05 Binning - GeertsManon/EEG_Metagenomics GitHub Wiki

Introduction

Up until now, we've been preparing our data - assembling reads into contigs, calculating coverage, predicting genes, and estimating taxonomy. But we still have one big challenge: our contigs are a jumbled mixture from many different organisms. It's like having puzzle pieces from a dozen different puzzles all mixed together in one box.

Binning is the process of grouping contigs that likely belong to the same organism based on their characteristics. Think of it as sorting those mixed puzzle pieces back into their original boxes. Each "bin" represents our best attempt at reconstructing a single microbial genome from the metagenomic data.

We use two main types of information:

  1. Sequence composition (tetranucleotide frequency & GC content): Contigs from the same organism tend to have similar DNA patterns. Different organisms have different "genomic signatures" - some prefer certain combinations of four nucleotides (tetranucleotides), and some have higher or lower GC content (percentage of G and C bases).

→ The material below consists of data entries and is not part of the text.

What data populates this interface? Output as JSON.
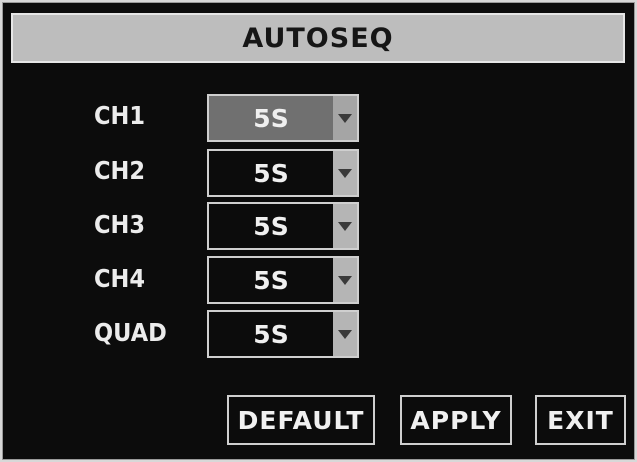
{
  "window": {
    "title": "AUTOSEQ"
  },
  "channels": [
    {
      "label": "CH1",
      "value": "5S",
      "focused": true
    },
    {
      "label": "CH2",
      "value": "5S",
      "focused": false
    },
    {
      "label": "CH3",
      "value": "5S",
      "focused": false
    },
    {
      "label": "CH4",
      "value": "5S",
      "focused": false
    },
    {
      "label": "QUAD",
      "value": "5S",
      "focused": false
    }
  ],
  "icons": {
    "dropdown": "chevron-down-icon"
  },
  "buttons": {
    "default": "DEFAULT",
    "apply": "APPLY",
    "exit": "EXIT"
  },
  "colors": {
    "background": "#0c0c0c",
    "title_bar": "#bdbdbd",
    "focus": "#707070",
    "text": "#f0f0f0"
  }
}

  2. Coverage patterns: In a given sample, contigs from the same organism should have similar coverage depth. If organism A is twice as abundant as organism B, all of organism A's contigs should have roughly twice the coverage of organism B's contigs.

When contigs cluster together based on both sequence composition and coverage, there's a strong likelihood they come from the same genome!

Launching the interactive interface

To start the manual binning interface, run the following command and fill the X's with your personal VSC username:

anvi-interactive -p PROFILE/PROFILE.db -c contigs.db --port XXXXX

What this does:

It will open an interactive session based on different layers of information:

  • -p PROFILE/PROFILE.db: Your profile database (coverage information, sequence composition, clustering information)
  • -c contigs.db: Your contigs database (sequences, genes, annotations, taxonomy)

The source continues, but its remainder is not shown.